"I don't do relationships." I bring my glass to my lips. "I'm a solo act."
I take a drink and hold his eyes as they look so deeply into mine that it takes real effort not to fold.
"Same." He finally breaks our stare.
"If this is going to work, you have to be honest with me. You expect me to believe you haven't slept with anyone? You literally just gave me a rundown of your ability to please women."
"That wasn't the question. You asked me if I've been in a relationship, not if I slept with anyone."
"Fine. Have you?"
"Yes." He takes a slow sip, letting the silence stretch until I want to scream. "But nothing that mattered. Never the same person twice." He stops himself, jaw working like he's revealing too much. Then he just waits, watching me with those intense eyes.
"Good. Then we lie."
"Lie? I'm not sure I'm following." He leans in, resting his elbow on the bar.
"This needs to be real. No one can know I'm marrying you for anything other than love. It needs to be convincing. And when I say no one can know, I mean no one. Your brother, Laney, Sydney, and my dad—especially him—they all need to believe we are madly in love."
His eyebrows rise, and his dark eyes sparkle with genuine amusement, but he doesn't laugh. Instead, he runs a hand through his hair, once, then twice, the way he does when nothing is sitting right with him. "How exactly do you plan on selling the people who are closest to us that you and I are head-over-heels in love with our track record.
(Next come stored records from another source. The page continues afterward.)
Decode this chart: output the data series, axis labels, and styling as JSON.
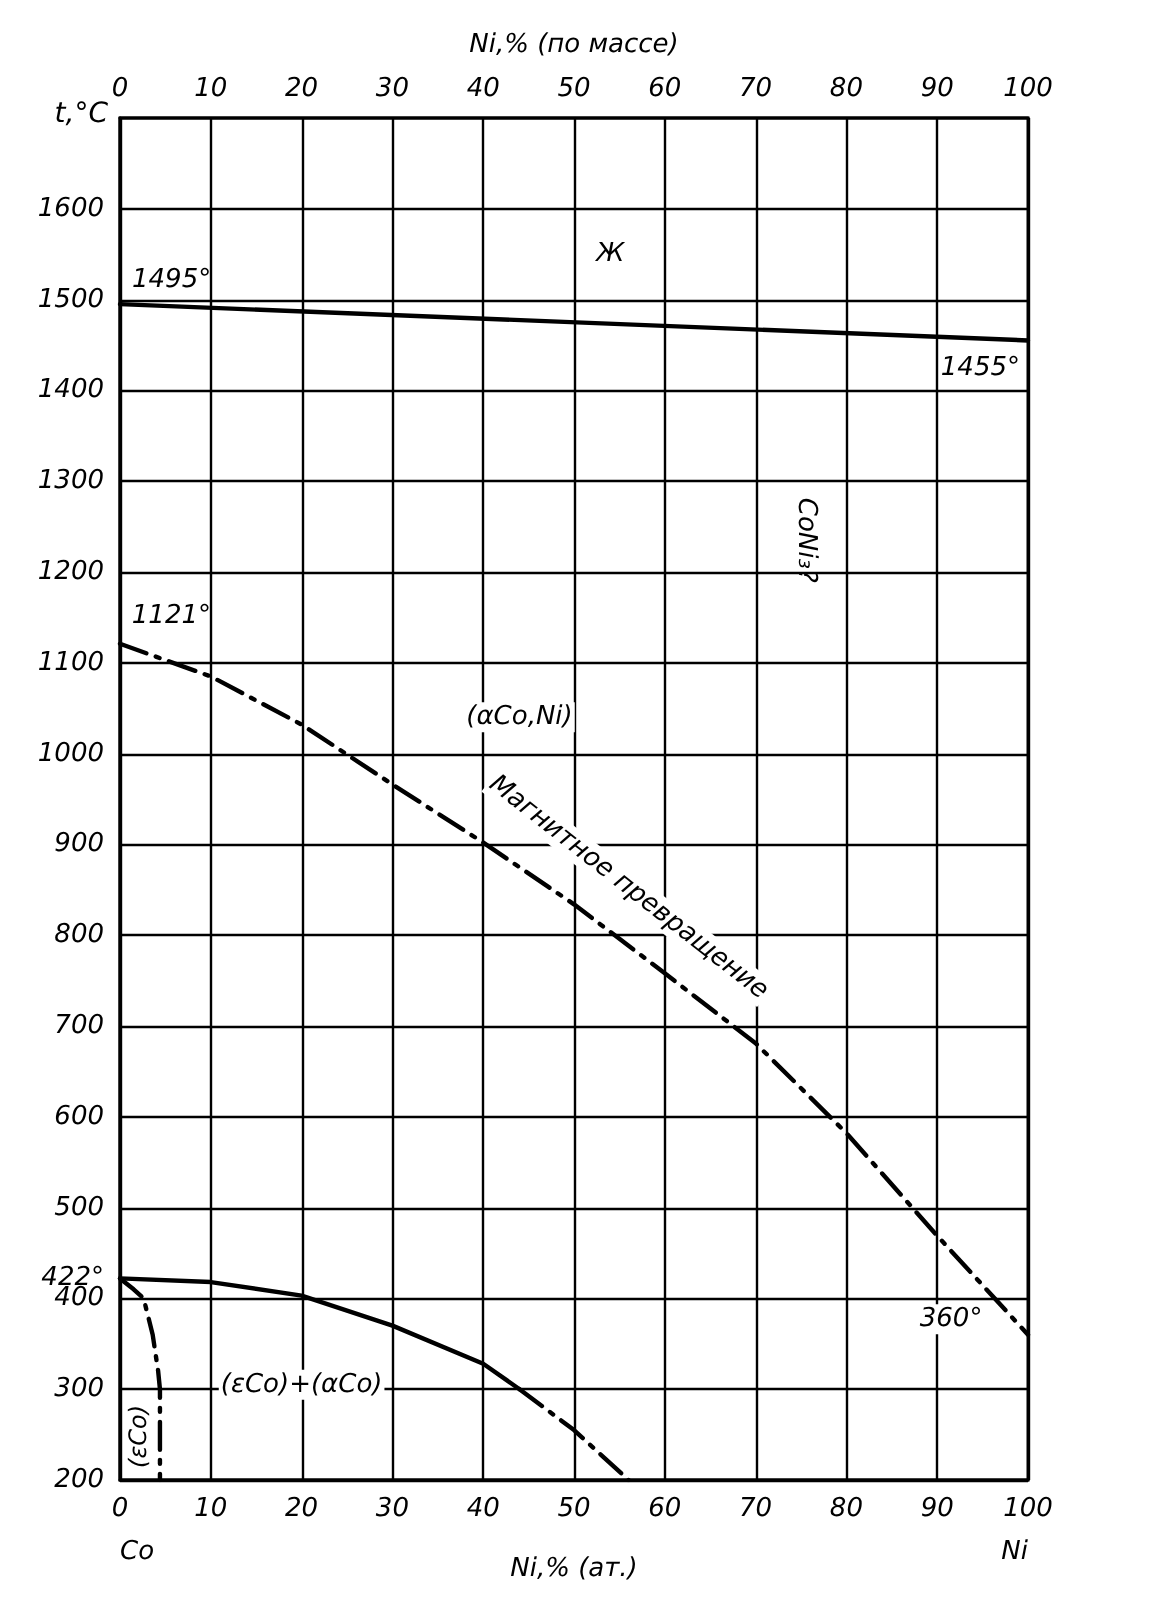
{
  "chart_data": {
    "type": "line",
    "xlabel": "Ni,% (ат.)",
    "x2label": "Ni,% (по массе)",
    "ylabel": "t,°C",
    "xlim": [
      0,
      100
    ],
    "xticks": [
      0,
      10,
      20,
      30,
      40,
      50,
      60,
      70,
      80,
      90,
      100
    ],
    "x2lim": [
      0,
      100
    ],
    "x2ticks": [
      0,
      10,
      20,
      30,
      40,
      50,
      60,
      70,
      80,
      90,
      100
    ],
    "ylim": [
      200,
      1700
    ],
    "yticks": [
      200,
      300,
      400,
      {
        "value": 422,
        "label": "422°"
      },
      500,
      600,
      700,
      800,
      900,
      1000,
      1100,
      1200,
      1300,
      1400,
      1500,
      1600
    ],
    "grid": true,
    "marker": "none",
    "series": [
      {
        "color": "#000000",
        "line_style": "solid",
        "x": [
          0,
          100
        ],
        "values": [
          1495,
          1455
        ]
      },
      {
        "color": "#000000",
        "line_style": "dashed",
        "x": [
          0,
          10,
          20,
          30,
          40,
          50,
          60,
          70,
          80,
          90,
          100
        ],
        "values": [
          1121,
          1085,
          1032,
          966,
          902,
          834,
          758,
          681,
          582,
          469,
          360
        ]
      },
      {
        "color": "#000000",
        "line_style": "solid",
        "x": [
          0,
          10,
          20,
          30,
          40,
          44
        ],
        "values": [
          422,
          418,
          403,
          370,
          328,
          300
        ]
      },
      {
        "color": "#000000",
        "line_style": "dashed",
        "x": [
          44,
          50,
          56
        ],
        "values": [
          300,
          255,
          200
        ]
      },
      {
        "color": "#000000",
        "line_style": "dashed",
        "x": [
          0,
          1.5,
          2.6,
          3.6,
          4.2,
          4.4,
          4.4
        ],
        "values": [
          422,
          410,
          400,
          360,
          320,
          300,
          200
        ]
      }
    ],
    "annotations": [
      "Ж",
      {
        "text": "1495°",
        "y": 1495
      },
      {
        "text": "1455°",
        "y": 1455
      },
      "1121°",
      "(αCo,Ni)",
      "CoNi₃?",
      "Магнитное превращение",
      "360°",
      "(εCo)+(αCo)",
      "(εCo)",
      "Co",
      "Ni"
    ]
  }
}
Hell, you've gone out of your way to ignore me since you returned to Bardstown."
"Easy." I swirl the contents in my glass before taking a drink. "It's a tale as old as time. Two star-crossed lovers who fell in love the first time they met. Fate said our paths were meant to cross, but our circumstances, not a lack of love, have stood in the way."
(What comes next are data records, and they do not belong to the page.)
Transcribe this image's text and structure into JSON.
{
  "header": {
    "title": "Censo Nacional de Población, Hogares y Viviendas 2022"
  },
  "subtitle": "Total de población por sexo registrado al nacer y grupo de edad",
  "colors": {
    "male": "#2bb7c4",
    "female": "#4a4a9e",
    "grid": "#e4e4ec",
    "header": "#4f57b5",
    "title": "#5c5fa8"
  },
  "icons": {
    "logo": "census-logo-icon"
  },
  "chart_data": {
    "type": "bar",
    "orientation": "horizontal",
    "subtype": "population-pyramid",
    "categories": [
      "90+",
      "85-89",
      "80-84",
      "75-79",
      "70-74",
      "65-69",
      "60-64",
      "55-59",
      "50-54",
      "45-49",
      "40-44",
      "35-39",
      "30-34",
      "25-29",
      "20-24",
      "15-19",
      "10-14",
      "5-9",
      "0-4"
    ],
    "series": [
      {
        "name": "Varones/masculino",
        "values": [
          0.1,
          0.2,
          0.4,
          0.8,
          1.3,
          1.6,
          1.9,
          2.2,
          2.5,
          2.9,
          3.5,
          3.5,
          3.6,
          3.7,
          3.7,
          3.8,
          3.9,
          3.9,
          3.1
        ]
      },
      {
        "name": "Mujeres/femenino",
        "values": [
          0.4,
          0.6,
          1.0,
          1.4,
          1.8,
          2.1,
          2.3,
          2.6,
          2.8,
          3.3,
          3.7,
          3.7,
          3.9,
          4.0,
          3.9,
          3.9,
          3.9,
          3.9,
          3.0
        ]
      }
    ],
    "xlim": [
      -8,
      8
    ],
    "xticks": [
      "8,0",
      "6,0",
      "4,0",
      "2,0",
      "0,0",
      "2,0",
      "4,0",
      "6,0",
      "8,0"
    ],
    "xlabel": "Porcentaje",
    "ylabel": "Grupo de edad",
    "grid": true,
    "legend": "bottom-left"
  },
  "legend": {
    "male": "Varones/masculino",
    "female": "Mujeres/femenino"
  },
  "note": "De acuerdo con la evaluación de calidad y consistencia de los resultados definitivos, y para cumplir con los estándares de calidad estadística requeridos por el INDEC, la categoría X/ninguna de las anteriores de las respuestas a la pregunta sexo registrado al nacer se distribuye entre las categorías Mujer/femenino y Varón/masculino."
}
It's not until he stops drumming his fingers on the bar top that I realize I leaned in too. My knees are now fully between his spread legs, my shoulders hovering above his thighs. I pull back sharply, putting deliberate space between us, and it doesn’t go unnoticed.
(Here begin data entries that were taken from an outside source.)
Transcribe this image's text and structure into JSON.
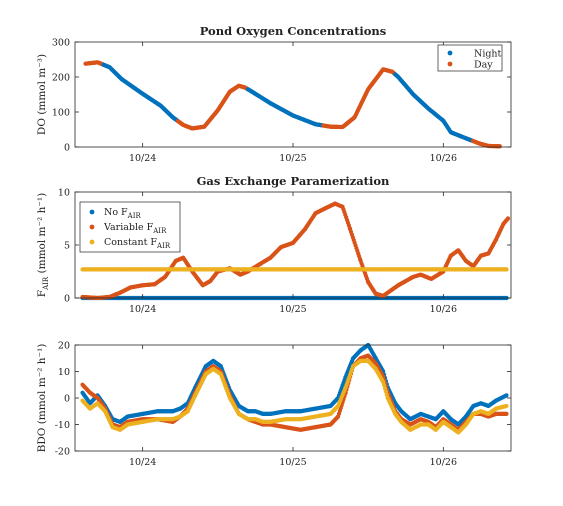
{
  "chart_data": [
    {
      "type": "scatter",
      "title": "Pond Oxygen Concentrations",
      "ylabel": "DO (mmol m⁻³)",
      "xlabel": "",
      "x_ticks": [
        {
          "label": "10/24",
          "x": 1.0
        },
        {
          "label": "10/25",
          "x": 2.0
        },
        {
          "label": "10/26",
          "x": 3.0
        }
      ],
      "xlim": [
        0.55,
        3.45
      ],
      "ylim": [
        0,
        300
      ],
      "y_ticks": [
        0,
        100,
        200,
        300
      ],
      "legend": "top-right",
      "colors": {
        "Night": "#0072BD",
        "Day": "#D95319"
      },
      "series": [
        {
          "name": "Night"
        },
        {
          "name": "Day"
        }
      ],
      "points": [
        {
          "x": 0.62,
          "y": 238,
          "s": "Day"
        },
        {
          "x": 0.7,
          "y": 242,
          "s": "Day"
        },
        {
          "x": 0.78,
          "y": 228,
          "s": "Night"
        },
        {
          "x": 0.86,
          "y": 194,
          "s": "Night"
        },
        {
          "x": 1.0,
          "y": 152,
          "s": "Night"
        },
        {
          "x": 1.12,
          "y": 118,
          "s": "Night"
        },
        {
          "x": 1.2,
          "y": 85,
          "s": "Night"
        },
        {
          "x": 1.27,
          "y": 63,
          "s": "Day"
        },
        {
          "x": 1.33,
          "y": 53,
          "s": "Day"
        },
        {
          "x": 1.41,
          "y": 58,
          "s": "Day"
        },
        {
          "x": 1.5,
          "y": 105,
          "s": "Day"
        },
        {
          "x": 1.58,
          "y": 158,
          "s": "Day"
        },
        {
          "x": 1.64,
          "y": 175,
          "s": "Day"
        },
        {
          "x": 1.68,
          "y": 170,
          "s": "Day"
        },
        {
          "x": 1.72,
          "y": 160,
          "s": "Night"
        },
        {
          "x": 1.85,
          "y": 125,
          "s": "Night"
        },
        {
          "x": 2.0,
          "y": 90,
          "s": "Night"
        },
        {
          "x": 2.15,
          "y": 65,
          "s": "Night"
        },
        {
          "x": 2.25,
          "y": 58,
          "s": "Day"
        },
        {
          "x": 2.33,
          "y": 57,
          "s": "Day"
        },
        {
          "x": 2.41,
          "y": 85,
          "s": "Day"
        },
        {
          "x": 2.5,
          "y": 165,
          "s": "Day"
        },
        {
          "x": 2.6,
          "y": 222,
          "s": "Day"
        },
        {
          "x": 2.66,
          "y": 215,
          "s": "Day"
        },
        {
          "x": 2.7,
          "y": 200,
          "s": "Night"
        },
        {
          "x": 2.8,
          "y": 150,
          "s": "Night"
        },
        {
          "x": 2.9,
          "y": 110,
          "s": "Night"
        },
        {
          "x": 3.0,
          "y": 75,
          "s": "Night"
        },
        {
          "x": 3.05,
          "y": 42,
          "s": "Night"
        },
        {
          "x": 3.15,
          "y": 25,
          "s": "Night"
        },
        {
          "x": 3.24,
          "y": 10,
          "s": "Day"
        },
        {
          "x": 3.3,
          "y": 3,
          "s": "Day"
        },
        {
          "x": 3.38,
          "y": 2,
          "s": "Day"
        }
      ]
    },
    {
      "type": "scatter",
      "title": "Gas Exchange Paramerization",
      "ylabel": "F_AIR (mmol m⁻² h⁻¹)",
      "xlabel": "",
      "x_ticks": [
        {
          "label": "10/24",
          "x": 1.0
        },
        {
          "label": "10/25",
          "x": 2.0
        },
        {
          "label": "10/26",
          "x": 3.0
        }
      ],
      "xlim": [
        0.55,
        3.45
      ],
      "ylim": [
        0,
        10
      ],
      "y_ticks": [
        0,
        5,
        10
      ],
      "legend": "top-left",
      "series": [
        {
          "name_main": "No F",
          "name_sub": "AIR",
          "color": "#0072BD",
          "x": [
            0.6,
            3.42
          ],
          "y": [
            0.0,
            0.0
          ]
        },
        {
          "name_main": "Variable F",
          "name_sub": "AIR",
          "color": "#D95319",
          "x": [
            0.6,
            0.7,
            0.78,
            0.85,
            0.92,
            1.0,
            1.08,
            1.15,
            1.22,
            1.27,
            1.33,
            1.4,
            1.45,
            1.5,
            1.58,
            1.65,
            1.7,
            1.78,
            1.85,
            1.92,
            2.0,
            2.08,
            2.15,
            2.22,
            2.28,
            2.33,
            2.38,
            2.45,
            2.5,
            2.55,
            2.6,
            2.7,
            2.8,
            2.85,
            2.92,
            3.0,
            3.05,
            3.1,
            3.15,
            3.2,
            3.25,
            3.3,
            3.35,
            3.4,
            3.43
          ],
          "y": [
            0.1,
            0.0,
            0.1,
            0.5,
            1.0,
            1.2,
            1.3,
            2.0,
            3.5,
            3.8,
            2.5,
            1.2,
            1.6,
            2.5,
            2.8,
            2.2,
            2.5,
            3.2,
            3.8,
            4.8,
            5.2,
            6.5,
            8.0,
            8.5,
            8.9,
            8.6,
            6.5,
            3.5,
            1.5,
            0.4,
            0.2,
            1.2,
            2.0,
            2.2,
            1.8,
            2.5,
            4.0,
            4.5,
            3.5,
            3.0,
            4.0,
            4.2,
            5.5,
            7.0,
            7.5
          ]
        },
        {
          "name_main": "Constant F",
          "name_sub": "AIR",
          "color": "#EDB120",
          "x": [
            0.6,
            3.42
          ],
          "y": [
            2.7,
            2.7
          ]
        }
      ]
    },
    {
      "type": "scatter",
      "title": "",
      "ylabel": "BDO (mmol m⁻² h⁻¹)",
      "xlabel": "",
      "x_ticks": [
        {
          "label": "10/24",
          "x": 1.0
        },
        {
          "label": "10/25",
          "x": 2.0
        },
        {
          "label": "10/26",
          "x": 3.0
        }
      ],
      "xlim": [
        0.55,
        3.45
      ],
      "ylim": [
        -20,
        20
      ],
      "y_ticks": [
        -20,
        -10,
        0,
        10,
        20
      ],
      "series": [
        {
          "name": "No F_AIR",
          "color": "#0072BD",
          "x": [
            0.6,
            0.65,
            0.7,
            0.75,
            0.8,
            0.85,
            0.9,
            1.0,
            1.1,
            1.2,
            1.25,
            1.3,
            1.35,
            1.42,
            1.47,
            1.52,
            1.58,
            1.64,
            1.7,
            1.75,
            1.8,
            1.85,
            1.95,
            2.05,
            2.15,
            2.25,
            2.3,
            2.35,
            2.4,
            2.45,
            2.5,
            2.55,
            2.6,
            2.63,
            2.68,
            2.72,
            2.78,
            2.85,
            2.9,
            2.95,
            3.0,
            3.05,
            3.1,
            3.15,
            3.2,
            3.25,
            3.3,
            3.35,
            3.42
          ],
          "y": [
            2,
            -2,
            1,
            -3,
            -8,
            -9,
            -7,
            -6,
            -5,
            -5,
            -4,
            -2,
            4,
            12,
            14,
            12,
            3,
            -3,
            -5,
            -5,
            -6,
            -6,
            -5,
            -5,
            -4,
            -3,
            0,
            8,
            15,
            18,
            20,
            15,
            10,
            4,
            -2,
            -5,
            -8,
            -6,
            -7,
            -8,
            -5,
            -8,
            -10,
            -7,
            -3,
            -2,
            -3,
            -1,
            1
          ]
        },
        {
          "name": "Variable F_AIR",
          "color": "#D95319",
          "x": [
            0.6,
            0.65,
            0.7,
            0.75,
            0.8,
            0.85,
            0.9,
            1.0,
            1.1,
            1.2,
            1.25,
            1.3,
            1.35,
            1.42,
            1.47,
            1.52,
            1.58,
            1.64,
            1.7,
            1.75,
            1.8,
            1.85,
            1.95,
            2.05,
            2.15,
            2.25,
            2.3,
            2.35,
            2.4,
            2.45,
            2.5,
            2.55,
            2.6,
            2.63,
            2.68,
            2.72,
            2.78,
            2.85,
            2.9,
            2.95,
            3.0,
            3.05,
            3.1,
            3.15,
            3.2,
            3.25,
            3.3,
            3.35,
            3.42
          ],
          "y": [
            5,
            2,
            0,
            -4,
            -10,
            -11,
            -9,
            -8,
            -8,
            -9,
            -7,
            -4,
            2,
            10,
            12,
            10,
            1,
            -6,
            -8,
            -9,
            -10,
            -10,
            -11,
            -12,
            -11,
            -10,
            -7,
            2,
            12,
            15,
            16,
            13,
            8,
            2,
            -5,
            -8,
            -10,
            -8,
            -9,
            -11,
            -8,
            -10,
            -12,
            -9,
            -6,
            -6,
            -7,
            -6,
            -6
          ]
        },
        {
          "name": "Constant F_AIR",
          "color": "#EDB120",
          "x": [
            0.6,
            0.65,
            0.7,
            0.75,
            0.8,
            0.85,
            0.9,
            1.0,
            1.1,
            1.2,
            1.25,
            1.3,
            1.35,
            1.42,
            1.47,
            1.52,
            1.58,
            1.64,
            1.7,
            1.75,
            1.8,
            1.85,
            1.95,
            2.05,
            2.15,
            2.25,
            2.3,
            2.35,
            2.4,
            2.45,
            2.5,
            2.55,
            2.6,
            2.63,
            2.68,
            2.72,
            2.78,
            2.85,
            2.9,
            2.95,
            3.0,
            3.05,
            3.1,
            3.15,
            3.2,
            3.25,
            3.3,
            3.35,
            3.42
          ],
          "y": [
            -1,
            -4,
            -2,
            -5,
            -11,
            -12,
            -10,
            -9,
            -8,
            -8,
            -7,
            -5,
            1,
            9,
            11,
            9,
            0,
            -6,
            -8,
            -8,
            -9,
            -9,
            -8,
            -8,
            -7,
            -6,
            -3,
            4,
            12,
            14,
            14,
            11,
            6,
            0,
            -6,
            -9,
            -12,
            -10,
            -10,
            -12,
            -9,
            -11,
            -13,
            -10,
            -6,
            -5,
            -6,
            -4,
            -3
          ]
        }
      ]
    }
  ]
}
His jaw tightens, and his gaze drops to where my hand grips the bar, white-knuckled as I try to ground myself. When he looks back up, something flickers in his eyes before his expression goes carefully blank.
"You know if you want people to believe the lie, you're going to have to act like you love me." He nods toward the bartender still hovering nearby, wiping down glasses close enough to overhear. Then, his hand covers mine.
I can't help but watch as it slowly envelopes mine. The callused pad of his thumb traces lazy circles on my wrist, and heat quickly crawls up my arm and spreads through my chest. He waits until my eyes find his, the air between us intensely charged as his other hand finds my knee. His palm sears through the thin satin of my dress. I pinch my lips together not only to quiet my protests but to silence the gasp building in my throat.
His teeth teasingly graze his bottom lip like he's actually enjoying touching my body. "You're going to have to get used to me touching you. You'll need to pretend to like it." His hand begins to drift up my thigh with an achingly slow pace as he leans closer still. Close enough that I can almost taste the tequila on his lips. "You're going to have to kiss me," he murmurs, his eyes dropping to my mouth where my lips part on instinct.
It would be so easy to lean in and take what he's offering. I lick my lips, and his eyes track the path of my tongue with predatory focus. Damn it, I hate that he's already so good at lying, how he already looks like he wants to kiss me. How part of me wants to let him. I can't let him see that he has the power to affect me, especially when he shouldn't.
I press my hand flat against his chest, putting needed space between us. "Does that mean you're saying yes?"
He draws in a sharp breath, and just like that, the haze breaks. He straightens in his seat, physically pulling himself back from whatever edge we were teetering on. Reaching for hisdrink, he takes a long pull as though he's using those seconds to rebuild his composure. "I agree, but I have a condition of my own."
I quirk a brow. "Name it."
"You marry me, right here, right now."
CHAPTER TWO
ASHA
My hand jerks back from his chest like I've been burned. "What?"
"You marry me tonight." He says it so casually, like he's suggesting we order another round.
A disbelieving, laugh bubbles up. "You're joking."
His gaze doesn't waver. Doesn't even flicker with amusement. Oh, God. He's not joking.
My pulse kicks into overdrive, and suddenly, the bar feels too small. "Trigger, that's…we can't just…" I swallow hard, trying to organize the chaos in my head. Proposing this arrangement was one thing. A strategic plan with a conveniently vague timeline. Butnow? Tonight? I thought I'd have time.
"Why not?" He leans back, studying me with those knowing eyes that see too much.